# Leer Ghost Rebuild



## heresjohnny (Feb 15, 2006)

Time to start cranking things out for this Halloween. I started rebulding my leer ghost today. Cool idea, but it looked like flying sticks covered with cheese cloth. The movements were pretty limited also. Below is a video of the rebuilt mechanism, will be posting more on building the forms and applying the chesse cloth soon.


----------



## The Watcher (Sep 13, 2008)

Johnny I love what you are doing with these. I have been working on getting sideways movement, with this same principle. all you need to do is add a spring on the opposite side of the string connection. Just strong enough to keep the the original starting position you want.That way as the string releases pressure it returns to the starting position. You can see what I am talking about in my post another zombie. It might be helpful for you if you apply your system to things, like a snake or dragon head, or just a different arm movement. You may have already thought about it or done it, but I just thought I would pass it along.


----------



## RoxyBlue (Oct 6, 2008)

We need one of these guys over our door at work so sales people won't come in.


----------



## morbidmike (Sep 11, 2009)

amazing mechanix these ghosts are awesome


----------



## Bone Dancer (Oct 7, 2005)

I have to get brave enough to try one of those things. Nice work area by the way.


----------



## heresjohnny (Feb 15, 2006)

The Watcher said:


> Johnny I love what you are doing with these. I have been working on getting sideways movement, with this same principle. all you need to do is add a spring on the opposite side of the string connection. Just strong enough to keep the the original starting position you want.That way as the string releases pressure it returns to the starting position. You can see what I am talking about in my post another zombie. It might be helpful for you if you apply your system to things, like a snake or dragon head, or just a different arm movement. You may have already thought about it or done it, but I just thought I would pass it along.


Thanks Watcher, I like what your doing with the zombie! I thought about using a spring when I was adding the head back and forth movement to the wallbreaker, but because of the $20 limit I went with 2 lines instead. Using a spring means the head would only require a single line. This would be a good idea for some weird hand movements also.

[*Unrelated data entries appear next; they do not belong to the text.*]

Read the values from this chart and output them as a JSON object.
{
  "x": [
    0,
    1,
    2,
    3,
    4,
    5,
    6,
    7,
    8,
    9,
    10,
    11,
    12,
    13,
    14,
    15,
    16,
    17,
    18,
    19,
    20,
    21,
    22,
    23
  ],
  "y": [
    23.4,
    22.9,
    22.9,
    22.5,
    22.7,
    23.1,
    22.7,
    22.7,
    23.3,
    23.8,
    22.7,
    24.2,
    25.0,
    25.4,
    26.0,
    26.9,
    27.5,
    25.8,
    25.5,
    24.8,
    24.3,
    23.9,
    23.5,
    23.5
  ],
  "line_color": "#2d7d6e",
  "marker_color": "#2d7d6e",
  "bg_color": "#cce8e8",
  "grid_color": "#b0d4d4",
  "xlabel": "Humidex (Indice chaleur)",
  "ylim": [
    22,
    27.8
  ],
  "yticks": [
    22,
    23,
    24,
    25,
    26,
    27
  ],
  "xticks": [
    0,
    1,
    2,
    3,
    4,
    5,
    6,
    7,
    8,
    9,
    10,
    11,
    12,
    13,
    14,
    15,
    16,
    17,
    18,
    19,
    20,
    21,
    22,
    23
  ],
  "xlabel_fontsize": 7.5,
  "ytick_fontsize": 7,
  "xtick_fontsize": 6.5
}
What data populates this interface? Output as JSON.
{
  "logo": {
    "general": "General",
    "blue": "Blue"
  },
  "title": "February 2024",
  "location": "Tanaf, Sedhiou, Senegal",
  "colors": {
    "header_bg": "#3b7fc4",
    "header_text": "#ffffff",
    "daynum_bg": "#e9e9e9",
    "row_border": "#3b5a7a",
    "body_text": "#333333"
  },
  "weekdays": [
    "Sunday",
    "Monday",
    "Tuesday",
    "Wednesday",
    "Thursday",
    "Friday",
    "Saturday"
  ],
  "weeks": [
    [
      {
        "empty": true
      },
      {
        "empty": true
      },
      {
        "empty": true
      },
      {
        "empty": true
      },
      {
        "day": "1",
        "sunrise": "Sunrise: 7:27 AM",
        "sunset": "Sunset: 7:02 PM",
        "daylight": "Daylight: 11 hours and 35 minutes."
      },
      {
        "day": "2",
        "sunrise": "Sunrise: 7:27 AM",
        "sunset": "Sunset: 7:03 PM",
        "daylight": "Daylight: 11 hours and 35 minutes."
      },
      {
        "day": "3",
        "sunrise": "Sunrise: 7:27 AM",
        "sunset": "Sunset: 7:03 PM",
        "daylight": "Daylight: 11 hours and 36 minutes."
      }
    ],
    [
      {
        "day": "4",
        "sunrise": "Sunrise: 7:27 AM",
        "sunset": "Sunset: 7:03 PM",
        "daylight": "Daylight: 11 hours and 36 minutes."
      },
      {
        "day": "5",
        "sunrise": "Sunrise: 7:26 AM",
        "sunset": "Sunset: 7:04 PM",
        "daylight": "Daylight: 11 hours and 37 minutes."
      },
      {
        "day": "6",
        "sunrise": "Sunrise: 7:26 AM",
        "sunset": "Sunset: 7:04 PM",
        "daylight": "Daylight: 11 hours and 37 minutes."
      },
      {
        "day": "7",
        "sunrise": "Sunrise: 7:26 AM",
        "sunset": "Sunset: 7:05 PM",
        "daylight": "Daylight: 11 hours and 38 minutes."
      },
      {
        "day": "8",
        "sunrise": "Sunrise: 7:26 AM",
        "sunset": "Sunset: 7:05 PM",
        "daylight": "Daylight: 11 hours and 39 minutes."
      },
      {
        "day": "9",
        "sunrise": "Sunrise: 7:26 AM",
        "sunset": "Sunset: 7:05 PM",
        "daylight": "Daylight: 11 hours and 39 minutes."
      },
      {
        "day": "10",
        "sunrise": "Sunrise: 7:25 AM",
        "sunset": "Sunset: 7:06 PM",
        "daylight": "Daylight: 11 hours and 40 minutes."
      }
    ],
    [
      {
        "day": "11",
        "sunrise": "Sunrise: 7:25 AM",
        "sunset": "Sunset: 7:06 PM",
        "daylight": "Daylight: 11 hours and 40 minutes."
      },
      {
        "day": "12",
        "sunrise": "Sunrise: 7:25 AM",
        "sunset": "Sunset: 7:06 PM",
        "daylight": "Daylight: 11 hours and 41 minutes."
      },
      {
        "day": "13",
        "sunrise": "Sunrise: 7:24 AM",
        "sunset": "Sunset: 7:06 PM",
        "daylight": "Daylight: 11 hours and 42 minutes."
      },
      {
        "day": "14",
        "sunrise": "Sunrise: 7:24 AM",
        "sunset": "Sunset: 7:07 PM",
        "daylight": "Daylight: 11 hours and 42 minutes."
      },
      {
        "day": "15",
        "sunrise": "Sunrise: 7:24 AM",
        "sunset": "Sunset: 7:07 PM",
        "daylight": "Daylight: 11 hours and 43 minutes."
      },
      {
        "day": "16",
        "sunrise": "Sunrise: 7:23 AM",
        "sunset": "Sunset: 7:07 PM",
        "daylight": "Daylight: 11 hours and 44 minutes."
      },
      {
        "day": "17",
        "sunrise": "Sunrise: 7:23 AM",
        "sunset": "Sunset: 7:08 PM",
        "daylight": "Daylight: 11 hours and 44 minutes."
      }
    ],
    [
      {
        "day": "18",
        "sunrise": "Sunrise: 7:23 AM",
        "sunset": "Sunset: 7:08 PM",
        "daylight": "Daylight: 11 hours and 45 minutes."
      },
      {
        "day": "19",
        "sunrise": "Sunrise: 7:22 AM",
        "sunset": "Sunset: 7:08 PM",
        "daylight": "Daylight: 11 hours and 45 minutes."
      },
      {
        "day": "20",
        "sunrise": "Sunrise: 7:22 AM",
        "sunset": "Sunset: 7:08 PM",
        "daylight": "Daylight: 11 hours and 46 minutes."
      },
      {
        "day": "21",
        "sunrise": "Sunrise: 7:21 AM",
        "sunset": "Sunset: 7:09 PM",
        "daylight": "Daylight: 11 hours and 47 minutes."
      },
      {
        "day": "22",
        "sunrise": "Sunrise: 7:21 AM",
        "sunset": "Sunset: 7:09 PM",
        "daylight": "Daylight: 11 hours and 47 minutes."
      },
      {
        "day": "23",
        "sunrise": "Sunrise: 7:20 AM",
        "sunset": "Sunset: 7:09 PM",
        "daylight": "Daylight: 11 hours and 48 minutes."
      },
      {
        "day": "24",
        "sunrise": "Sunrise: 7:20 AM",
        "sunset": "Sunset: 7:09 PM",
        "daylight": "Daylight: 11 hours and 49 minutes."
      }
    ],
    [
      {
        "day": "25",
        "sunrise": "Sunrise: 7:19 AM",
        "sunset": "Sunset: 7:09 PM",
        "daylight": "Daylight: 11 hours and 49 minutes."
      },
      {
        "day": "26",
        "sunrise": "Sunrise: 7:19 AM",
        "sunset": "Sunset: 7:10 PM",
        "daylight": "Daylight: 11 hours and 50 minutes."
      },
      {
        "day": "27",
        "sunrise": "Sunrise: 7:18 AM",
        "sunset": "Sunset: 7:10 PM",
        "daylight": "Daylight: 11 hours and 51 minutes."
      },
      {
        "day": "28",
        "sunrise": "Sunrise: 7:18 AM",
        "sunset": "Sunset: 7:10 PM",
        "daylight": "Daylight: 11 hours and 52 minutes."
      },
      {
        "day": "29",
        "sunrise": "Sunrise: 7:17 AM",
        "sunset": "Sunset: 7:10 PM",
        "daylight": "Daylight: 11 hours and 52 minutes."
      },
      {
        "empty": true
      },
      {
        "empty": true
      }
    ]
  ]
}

Thanks for the idea!


----------



## The Watcher (Sep 13, 2008)

It might even work to make the head turn, left to right?


----------



## heresjohnny (Feb 15, 2006)

The Watcher said:


> It might even work to make the head turn, left to right?


That was the idea, pull it to turn to the right, let the spring pull it back to the left.


----------



## heresjohnny (Feb 15, 2006)

Have the initial coat of cheese cloth on the new head and hands, here is a video of the action in UV. Trying to decide if I am going to add any more motion or leave it as is. Next coat of cheese cloth will hopefully look like tattered skin hanging off.


----------



## Lunatic (Oct 3, 2006)

I love it Johnny. Another smooth random looking movement. Thanks for the video of the mechanics. Lots of thought there. You make it look simple.


----------



## dave the dead (Jan 31, 2007)

You are getting really good at making those hands..This set looks fantastic so far.


----------



## Spooky1 (Aug 25, 2008)

He looks great. The look and motion are wonderful. So at a glance, the mechanism is about the same as an FCG, am I correct?


----------



## heresjohnny (Feb 15, 2006)

Thanks everyone!

Spooky1 the motion is from what I think of as an internal crank ghost, not really an FCG though it builds on that idea. The first video in this thread shows how it works.


----------



## heresjohnny (Feb 15, 2006)

Finally had a chance to get back to work on the leer ghost, working on the body form. At the last minute thought it would look really cool to apply some Stolloween magic so some ribs will show through when it's done.


----------



## RoxyBlue (Oct 6, 2008)

You can't go wrong with Stolloween magic


----------



## Lunatic (Oct 3, 2006)

Nice texture. That thing will look great!


----------



## Zurgh (Dec 21, 2009)

Very, very cool!


----------



## heresjohnny (Feb 15, 2006)

Just about done with the forms. The original head was to small so I made a paper mache cast of a plastic K-Mart skull. Not sure about the arms yet, they still need a little tweaking, but you get the idea. The main view will be looking up at (it will be against the ceiling above the fron door) like in the beginning of the video.


----------



## RoxyBlue (Oct 6, 2008)

I'm totally in love with your ghosts


----------



## dionicia (Aug 4, 2007)

That would look really badass if it had wings. 

I like it. Great job.


----------



## TNBrad (Sep 10, 2007)

this is so AWSOME
great job


----------



## heresjohnny (Feb 15, 2006)

Totally re-did the arms, much happier with them now. Added more Stolloween magic mache pulp to the arms and shoulders, and the head and eyes. The eyes will be black with verticle green hot glue pupils (hope that works). The leer ghost is handling the weight of the mache pulp on the forms easily, very happy with how strong this mechanism is. Got everything painted black (notice the forms can be removed), next step is the cheese cloth. I am very excited about getting this one done!


----------



## Dark Angel 27 (Sep 11, 2008)

he's looking really good!


----------



## heresjohnny (Feb 15, 2006)

Blog is updated with the final segment on the leer ghost. The video below follows Stolloween's idea of showing a sequence of assembly steps as a video of pictures.


----------



## RoxyBlue (Oct 6, 2008)

God, I love this guy!


----------